Gökyüzünde beliren gizemli ve ölümcül bir pembe bulut, birkaç saniye içinde açık havadaki insanları öldüren bir etkiye sahiptir. Yapılan anonslarla insanların eve kapanması istenir. Bir gece önce bir partide tanışan ve birbirlerinden etkilenen web tasarımcısı Giovana ve kiropraktör Yago da Giovana'nın annesinin evinde mahsur kalırlar. Çift, bu apartman dairesinde birlikte yaşamaya başlar. Günler, aylar geçtikçe bu duruma çare bulunamaz ve dünya bu karantinaya alışmaya zorlanır. Dış dünyayla sadece teknoloji sayesinde iletişim kurabilen Giovana ve Yago'yu uzun, sıra dışı ve meşakkatli bir ilişki beklemektedir. Iuli Gerbase'nin yazıp yönettiği A Nuvem Rosa (The Pink Cloud), filmin girişinde de belirtildiği üzere 2017'de yazılmış, 2019'da da çekilmiş. Covid-19'dan önce benzer salgın öngörüleriyle yazılmış Contagion (2011), Perfect Sense (2011), yüzlerce zombi filmi ve daha onlarca pandemi senaryosunda tuhaf bulaşıcı hastalıklar ve bunların yarattığı kaos portreleri kendi kural ve klişelerini yaratmıştı. Fakat olayın karantina boyutu söz konusu olduğunda portrenin çerçevesi daralmakta. Aniden ortaya çıkan ölümcül bir tehlikenin insanları oldukları yere hapsetmesiyle birlikte, beraber yaşamak zorunda kalmanın getirdiği çatışmalar artık bir film senaryosu olmaktan çıkıp hayatımıza girmişti. Iuli Gerbase, Covid-19'dan önce tasarladığı bu karantina senaryosunu, bizim yaşadığımız karantina günlerinden daha katı kurallarla çerçevelemiş, haliyle bazı mantık hatalarını da içeri buyur etmiş. Mesela evlerinden çıkamayan insanların temel ihtiyaçlarının karşılanması, yetkililere verilen siparişler ve o siparişlerin pencerelere takılan tüpler vasıtasıyla dronlarla ulaştırılması şeklinde olurken, kapı pencere açamayan insanların nasıl hava alabildikleri gölgede kalmış.

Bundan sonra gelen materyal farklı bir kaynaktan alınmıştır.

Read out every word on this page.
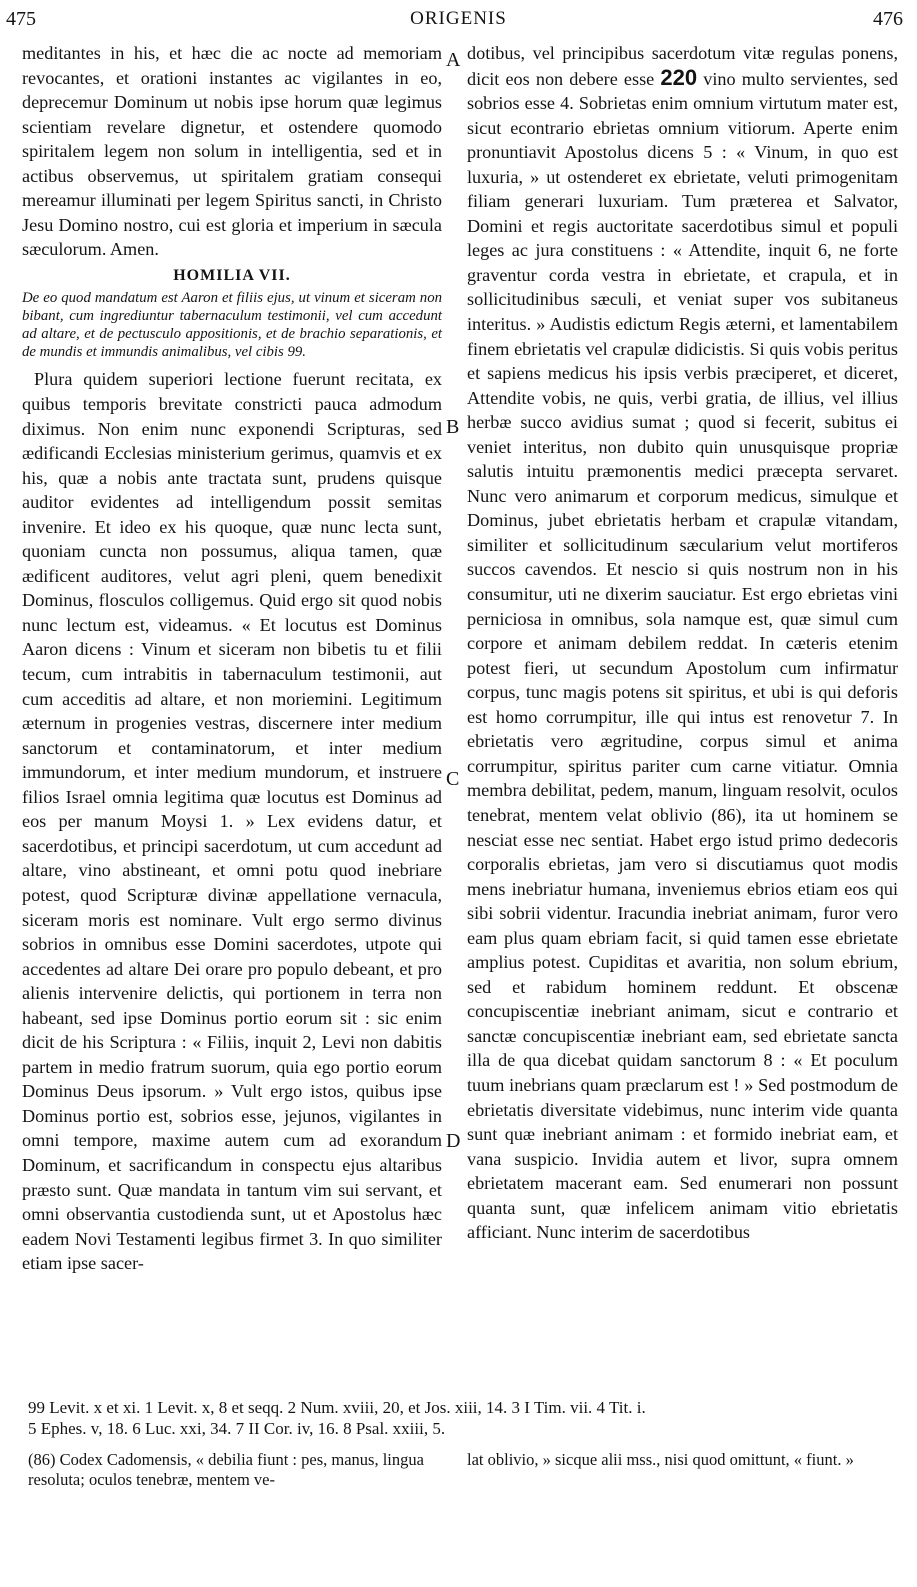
475	ORIGENIS	476

meditantes in his, et hæc die ac nocte ad memoriam revocantes, et orationi instantes ac vigilantes in eo, deprecemur Dominum ut nobis ipse horum quæ legimus scientiam revelare dignetur, et ostendere quomodo spiritalem legem non solum in intelligentia, sed et in actibus observemus, ut spiritalem gratiam consequi mereamur illuminati per legem Spiritus sancti, in Christo Jesu Domino nostro, cui est gloria et imperium in sæcula sæculorum. Amen.

HOMILIA VII.

De eo quod mandatum est Aaron et filiis ejus, ut vinum et siceram non bibant, cum ingrediuntur tabernaculum testimonii, vel cum accedunt ad altare, et de pectusculo appositionis, et de brachio separationis, et de mundis et immundis animalibus, vel cibis 99.

Plura quidem superiori lectione fuerunt recitata, ex quibus temporis brevitate constricti pauca admodum diximus. Non enim nunc exponendi Scripturas, sed ædificandi Ecclesias ministerium gerimus, quamvis et ex his, quæ a nobis ante tractata sunt, prudens quisque auditor evidentes ad intelligendum possit semitas invenire. Et ideo ex his quoque, quæ nunc lecta sunt, quoniam cuncta non possumus, aliqua tamen, quæ ædificent auditores, velut agri pleni, quem benedixit Dominus, flosculos colligemus. Quid ergo sit quod nobis nunc lectum est, videamus. « Et locutus est Dominus Aaron dicens : Vinum et siceram non bibetis tu et filii tecum, cum intrabitis in tabernaculum testimonii, aut cum acceditis ad altare, et non moriemini. Legitimum æternum in progenies vestras, discernere inter medium sanctorum et contaminatorum, et inter medium immundorum, et inter medium mundorum, et instruere filios Israel omnia legitima quæ locutus est Dominus ad eos per manum Moysi 1. » Lex evidens datur, et sacerdotibus, et principi sacerdotum, ut cum accedunt ad altare, vino abstineant, et omni potu quod inebriare potest, quod Scripturæ divinæ appellatione vernacula, siceram moris est nominare. Vult ergo sermo divinus sobrios in omnibus esse Domini sacerdotes, utpote qui accedentes ad altare Dei orare pro populo debeant, et pro alienis intervenire delictis, qui portionem in terra non habeant, sed ipse Dominus portio eorum sit : sic enim dicit de his Scriptura : « Filiis, inquit 2, Levi non dabitis partem in medio fratrum suorum, quia ego portio eorum Dominus Deus ipsorum. » Vult ergo istos, quibus ipse Dominus portio est, sobrios esse, jejunos, vigilantes in omni tempore, maxime autem cum ad exorandum Dominum, et sacrificandum in conspectu ejus altaribus præsto sunt. Quæ mandata in tantum vim sui servant, et omni observantia custodienda sunt, ut et Apostolus hæc eadem Novi Testamenti legibus firmet 3. In quo similiter etiam ipse sacer-

A
B
C
D

dotibus, vel principibus sacerdotum vitæ regulas ponens, dicit eos non debere esse 220 vino multo servientes, sed sobrios esse 4. Sobrietas enim omnium virtutum mater est, sicut econtrario ebrietas omnium vitiorum. Aperte enim pronuntiavit Apostolus dicens 5 : « Vinum, in quo est luxuria, » ut ostenderet ex ebrietate, veluti primogenitam filiam generari luxuriam. Tum præterea et Salvator, Domini et regis auctoritate sacerdotibus simul et populi leges ac jura constituens : « Attendite, inquit 6, ne forte graventur corda vestra in ebrietate, et crapula, et in sollicitudinibus sæculi, et veniat super vos subitaneus interitus. » Audistis edictum Regis æterni, et lamentabilem finem ebrietatis vel crapulæ didicistis. Si quis vobis peritus et sapiens medicus his ipsis verbis præciperet, et diceret, Attendite vobis, ne quis, verbi gratia, de illius, vel illius herbæ succo avidius sumat ; quod si fecerit, subitus ei veniet interitus, non dubito quin unusquisque propriæ salutis intuitu præmonentis medici præcepta servaret. Nunc vero animarum et corporum medicus, simulque et Dominus, jubet ebrietatis herbam et crapulæ vitandam, similiter et sollicitudinum sæcularium velut mortiferos succos cavendos. Et nescio si quis nostrum non in his consumitur, uti ne dixerim sauciatur. Est ergo ebrietas vini perniciosa in omnibus, sola namque est, quæ simul cum corpore et animam debilem reddat. In cæteris etenim potest fieri, ut secundum Apostolum cum infirmatur corpus, tunc magis potens sit spiritus, et ubi is qui deforis est homo corrumpitur, ille qui intus est renovetur 7. In ebrietatis vero ægritudine, corpus simul et anima corrumpitur, spiritus pariter cum carne vitiatur. Omnia membra debilitat, pedem, manum, linguam resolvit, oculos tenebrat, mentem velat oblivio (86), ita ut hominem se nesciat esse nec sentiat. Habet ergo istud primo dedecoris corporalis ebrietas, jam vero si discutiamus quot modis mens inebriatur humana, inveniemus ebrios etiam eos qui sibi sobrii videntur. Iracundia inebriat animam, furor vero eam plus quam ebriam facit, si quid tamen esse ebrietate amplius potest. Cupiditas et avaritia, non solum ebrium, sed et rabidum hominem reddunt. Et obscenæ concupiscentiæ inebriant animam, sicut e contrario et sanctæ concupiscentiæ inebriant eam, sed ebrietate sancta illa de qua dicebat quidam sanctorum 8 : « Et poculum tuum inebrians quam præclarum est ! » Sed postmodum de ebrietatis diversitate videbimus, nunc interim vide quanta sunt quæ inebriant animam : et formido inebriat eam, et vana suspicio. Invidia autem et livor, supra omnem ebrietatem macerant eam. Sed enumerari non possunt quanta sunt, quæ infelicem animam vitio ebrietatis afficiant. Nunc interim de sacerdotibus

99 Levit. x et xi. 1 Levit. x, 8 et seqq. 2 Num. xviii, 20, et Jos. xiii, 14. 3 I Tim. vii. 4 Tit. i.

5 Ephes. v, 18. 6 Luc. xxi, 34. 7 II Cor. iv, 16. 8 Psal. xxiii, 5.

(86) Codex Cadomensis, « debilia fiunt : pes, manus, lingua resoluta; oculos tenebræ, mentem ve-

lat oblivio, » sicque alii mss., nisi quod omittunt, « fiunt. »
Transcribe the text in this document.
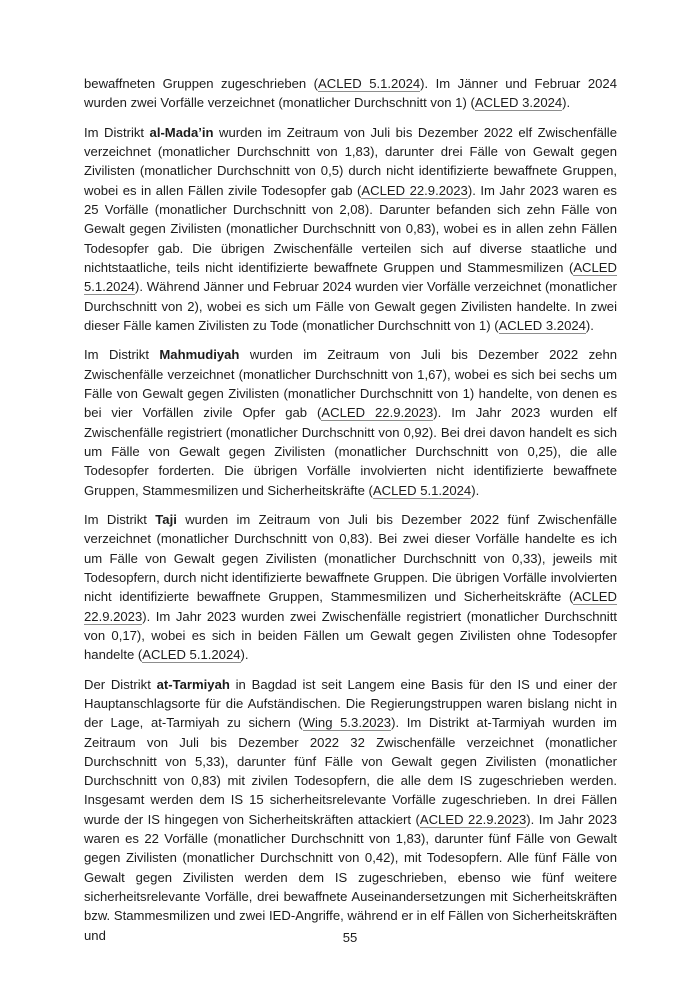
bewaffneten Gruppen zugeschrieben (ACLED 5.1.2024). Im Jänner und Februar 2024 wurden zwei Vorfälle verzeichnet (monatlicher Durchschnitt von 1) (ACLED 3.2024).

Im Distrikt al-Mada’in wurden im Zeitraum von Juli bis Dezember 2022 elf Zwischenfälle verzeichnet (monatlicher Durchschnitt von 1,83), darunter drei Fälle von Gewalt gegen Zivilisten (monatlicher Durchschnitt von 0,5) durch nicht identifizierte bewaffnete Gruppen, wobei es in allen Fällen zivile Todesopfer gab (ACLED 22.9.2023). Im Jahr 2023 waren es 25 Vorfälle (monatlicher Durchschnitt von 2,08). Darunter befanden sich zehn Fälle von Gewalt gegen Zivilisten (monatlicher Durchschnitt von 0,83), wobei es in allen zehn Fällen Todesopfer gab. Die übrigen Zwischenfälle verteilen sich auf diverse staatliche und nichtstaatliche, teils nicht identifizierte bewaffnete Gruppen und Stammesmilizen (ACLED 5.1.2024). Während Jänner und Februar 2024 wurden vier Vorfälle verzeichnet (monatlicher Durchschnitt von 2), wobei es sich um Fälle von Gewalt gegen Zivilisten handelte. In zwei dieser Fälle kamen Zivilisten zu Tode (monatlicher Durchschnitt von 1) (ACLED 3.2024).

Im Distrikt Mahmudiyah wurden im Zeitraum von Juli bis Dezember 2022 zehn Zwischenfälle verzeichnet (monatlicher Durchschnitt von 1,67), wobei es sich bei sechs um Fälle von Gewalt gegen Zivilisten (monatlicher Durchschnitt von 1) handelte, von denen es bei vier Vorfällen zivile Opfer gab (ACLED 22.9.2023). Im Jahr 2023 wurden elf Zwischenfälle registriert (monatlicher Durchschnitt von 0,92). Bei drei davon handelt es sich um Fälle von Gewalt gegen Zivilisten (monatlicher Durchschnitt von 0,25), die alle Todesopfer forderten. Die übrigen Vorfälle involvierten nicht identifizierte bewaffnete Gruppen, Stammesmilizen und Sicherheitskräfte (ACLED 5.1.2024).

Im Distrikt Taji wurden im Zeitraum von Juli bis Dezember 2022 fünf Zwischenfälle verzeichnet (monatlicher Durchschnitt von 0,83). Bei zwei dieser Vorfälle handelte es ich um Fälle von Gewalt gegen Zivilisten (monatlicher Durchschnitt von 0,33), jeweils mit Todesopfern, durch nicht identifizierte bewaffnete Gruppen. Die übrigen Vorfälle involvierten nicht identifizierte bewaffnete Gruppen, Stammesmilizen und Sicherheitskräfte (ACLED 22.9.2023). Im Jahr 2023 wurden zwei Zwischenfälle registriert (monatlicher Durchschnitt von 0,17), wobei es sich in beiden Fällen um Gewalt gegen Zivilisten ohne Todesopfer handelte (ACLED 5.1.2024).

Der Distrikt at-Tarmiyah in Bagdad ist seit Langem eine Basis für den IS und einer der Hauptanschlagsorte für die Aufständischen. Die Regierungstruppen waren bislang nicht in der Lage, at-Tarmiyah zu sichern (Wing 5.3.2023). Im Distrikt at-Tarmiyah wurden im Zeitraum von Juli bis Dezember 2022 32 Zwischenfälle verzeichnet (monatlicher Durchschnitt von 5,33), darunter fünf Fälle von Gewalt gegen Zivilisten (monatlicher Durchschnitt von 0,83) mit zivilen Todesopfern, die alle dem IS zugeschrieben werden. Insgesamt werden dem IS 15 sicherheitsrelevante Vorfälle zugeschrieben. In drei Fällen wurde der IS hingegen von Sicherheitskräften attackiert (ACLED 22.9.2023). Im Jahr 2023 waren es 22 Vorfälle (monatlicher Durchschnitt von 1,83), darunter fünf Fälle von Gewalt gegen Zivilisten (monatlicher Durchschnitt von 0,42), mit Todesopfern. Alle fünf Fälle von Gewalt gegen Zivilisten werden dem IS zugeschrieben, ebenso wie fünf weitere sicherheitsrelevante Vorfälle, drei bewaffnete Auseinandersetzungen mit Sicherheitskräften bzw. Stammesmilizen und zwei IED-Angriffe, während er in elf Fällen von Sicherheitskräften und	55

Iuli Gerbase, bu detayları ve mantık hatalarını fazla deşmeden asıl meselesi olan karantina iletişim ve iletişimsizliklerini iki ana karakteri üzerinden okumaya çalışıyor. Tecrübe ettiğimiz üzere post-Covid seyirciler olarak bu pre-Covid okumalarını daha donanımlı bir şekilde eleştirebileceğimiz için bazı burun kıvırmalarımız olabilir. Giovana ve Yago, bu karantinanın erkek, kadın, birey ve çift olarak zorluklarını yansıtırken kendilerine ayrıksı özellikler biçilmeden, ekstra bir kişilik özelliği veya geçmiş travması eklenmeden, olması gerektiği gibi sıradan şekilde konumlandırılıyorlar. Bu sayede seyircinin onları benimseyişi kolaylaştırılıyor, uzun karantina sürecinde yaşadıkları çatışmalar tanıdık ve mümkün görünüyor. Eksiklikleriyle beraber bizim de geçtiğimiz evreler, içine düştüğümüz sıkıntılar, ortasında kaldığımız ikilemler bu izolasyon simülasyonunu izlenir kılıyor. Kendi gerçek karantinamızda sahip olduğumuz bazı özgürlüklere bile sahip olamayan Giovana ve Yago'nun çok daha sert şartlarda, çok daha uzun süre yaşamalarına rağmen bu kadar diri kalabilmelerine, normal bir çift hayatı sürebilmelerine ikna olmak durumunda bırakılsak da, "şayet kendi karantinamız da bu kadar sert ve uzun sürseydi ne yapardık" sorgusuna kapı açtığı için ilgiyi hep canlı tutuyor film. Ne var ki çocuk yapacak, onu dışarı adım bile atmadan büyütecek özveri testini yüzeysel bırakıyor. Karantinaya doğmak ve onun içinde büyümek gibi bir tuhaflığı tanımlamak için yeterince donanımlı olmadığını hissettirse de, bu ihtimali hayata geçirmesi dahi onu ilginç hale getirebiliyor.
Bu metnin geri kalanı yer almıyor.